Reformed in 1999, Poland’s pension system is divided into three components, two compulsory and one optional. The first component, or pillar, run by the state Social Insurance Institution (ZUS), is based on the pay-as-you-go system—a type of “contract between generations.” This means that pensions paid out by ZUS are financed from contributions made by current employees. The second component is the open pension fund (OFE) chosen by employees, which invests funds transferred to it by ZUS every month from the contribution to the first component of the pension system. The total contribution is now 19.5 percent of the gross monthly wage; 7.3 percent of the gross wage reaches an individual account at OFE. This is the real capital that works toward the future pension. The voluntary third component, in turn, covers employee pension programs and individual retirement accounts.

This mechanism is about to change. The government plans that from the beginning of April the contribution to open pension funds will be split. For starters, open pension funds will receive 2.3 percent and ultimately, in 2017, 3.5 percent of the gross wage. The rest of the contribution (that is 5 percent to begin with) will go to an individual account managed by the Social Insurance Institution. According to the government, thanks to this, public debt will not exceed 55 percent of the country’s GDP. The government will not have to subsidize the Social Insurance Fund, which pays out pensions from the first pillar.

“This will protect the Polish people from painful cuts,” Prime Minister Donald Tusk said in the lower house of parliament. In addition, according to Tusk, OFE customers should be able to decide what portion of their money will be invested by the funds more aggressively, to enable higher profits at the expense of a higher risk, and what part “would be more conservative, stable and based to a greater extent on state debt securities.” The government has also proposed a tax break for those taking out additional voluntary insurance.

Finance Minister Jacek Rostowski said he expected a positive reaction from financial markets to the proposed changes to open pension funds. “There will be no change as far as the funds currently held by open pension funds are concerned,” Rostowski said. “The government only plans to change the way in which new contributions will be divided between OFEs, personal accounts in ZUS, and new personal accounts in ZUS. Consequently, this situation is completely different than in Hungary” where the government has proposed nationalization of the pension system.
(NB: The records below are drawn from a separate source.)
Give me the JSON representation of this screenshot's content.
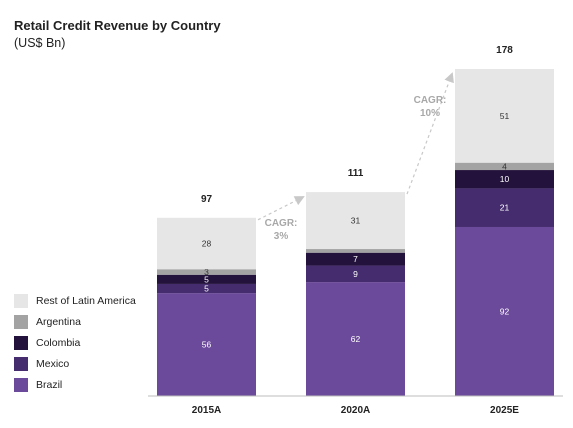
{
  "chart_data": {
    "type": "bar",
    "stacked": true,
    "title": "Retail Credit Revenue by Country",
    "subtitle": "(US$ Bn)",
    "categories": [
      "2015A",
      "2020A",
      "2025E"
    ],
    "totals": [
      97,
      111,
      178
    ],
    "series": [
      {
        "name": "Brazil",
        "values": [
          56,
          62,
          92
        ],
        "color": "#6c4a9b",
        "label_color": "#ffffff",
        "labels": [
          "56",
          "62",
          "92"
        ]
      },
      {
        "name": "Mexico",
        "values": [
          5,
          9,
          21
        ],
        "color": "#452c6e",
        "label_color": "#ffffff",
        "labels": [
          "5",
          "9",
          "21"
        ]
      },
      {
        "name": "Colombia",
        "values": [
          5,
          7,
          10
        ],
        "color": "#23123c",
        "label_color": "#ffffff",
        "labels": [
          "5",
          "7",
          "10"
        ]
      },
      {
        "name": "Argentina",
        "values": [
          3,
          2,
          4
        ],
        "color": "#a3a3a3",
        "label_color": "#333333",
        "labels": [
          "3",
          "",
          "4"
        ]
      },
      {
        "name": "Rest of Latin America",
        "values": [
          28,
          31,
          51
        ],
        "color": "#e6e6e6",
        "label_color": "#333333",
        "labels": [
          "28",
          "31",
          "51"
        ]
      }
    ],
    "annotations": [
      {
        "from": "2015A",
        "to": "2020A",
        "line1": "CAGR:",
        "line2": "3%"
      },
      {
        "from": "2020A",
        "to": "2025E",
        "line1": "CAGR:",
        "line2": "10%"
      }
    ],
    "legend_position": "bottom-left",
    "grid": false,
    "ylim": [
      0,
      178
    ]
  }
}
Rostowski said he was convinced that markets would react positively because the government would accelerate the consolidation of public finances. “These measures, plus what we have already done in the budget, will make sure that as early as this year the public finance deficit will be about a third lower than last year, and next year it will be at least half that recorded in 2010,” Rostowski said.

However, not everyone is happy with the government’s proposals. According to the Polish Chamber of Commerce (KIG), the pension fund reform measures proposed by the Ministry of Labor and Social Policy are primarily aimed at reducing the current budget deficit by lowering subsidies to the Social Insurance Fund, but in the long term they mean a departure from the principle of making the pension system independent of subsidies from the state budget. This was dangerous in terms of prospects for reducing public debt and at the same time sustaining economic growth in the future, KIG said.

Experts from the Lewiatan Polish Confederation of Private Employers say the proposed changes to the pension fund system threaten to abolish the pension system in its current form. According to Lewiatan, the proposal seeks to hide part of the state’s debt by reaching for the money of the insured and passing the buck to the next governments. Lewiatan points out that moving money from pension funds to ZUS will protect the government from having to change the definition of public debt and exceeding the financial safety thresholds, but will expose future retirees to losses. “This may lead to the collapse of open pension funds and a reduction of pensions. A system developed over the past several years will thus be destroyed,” Lewiatan said.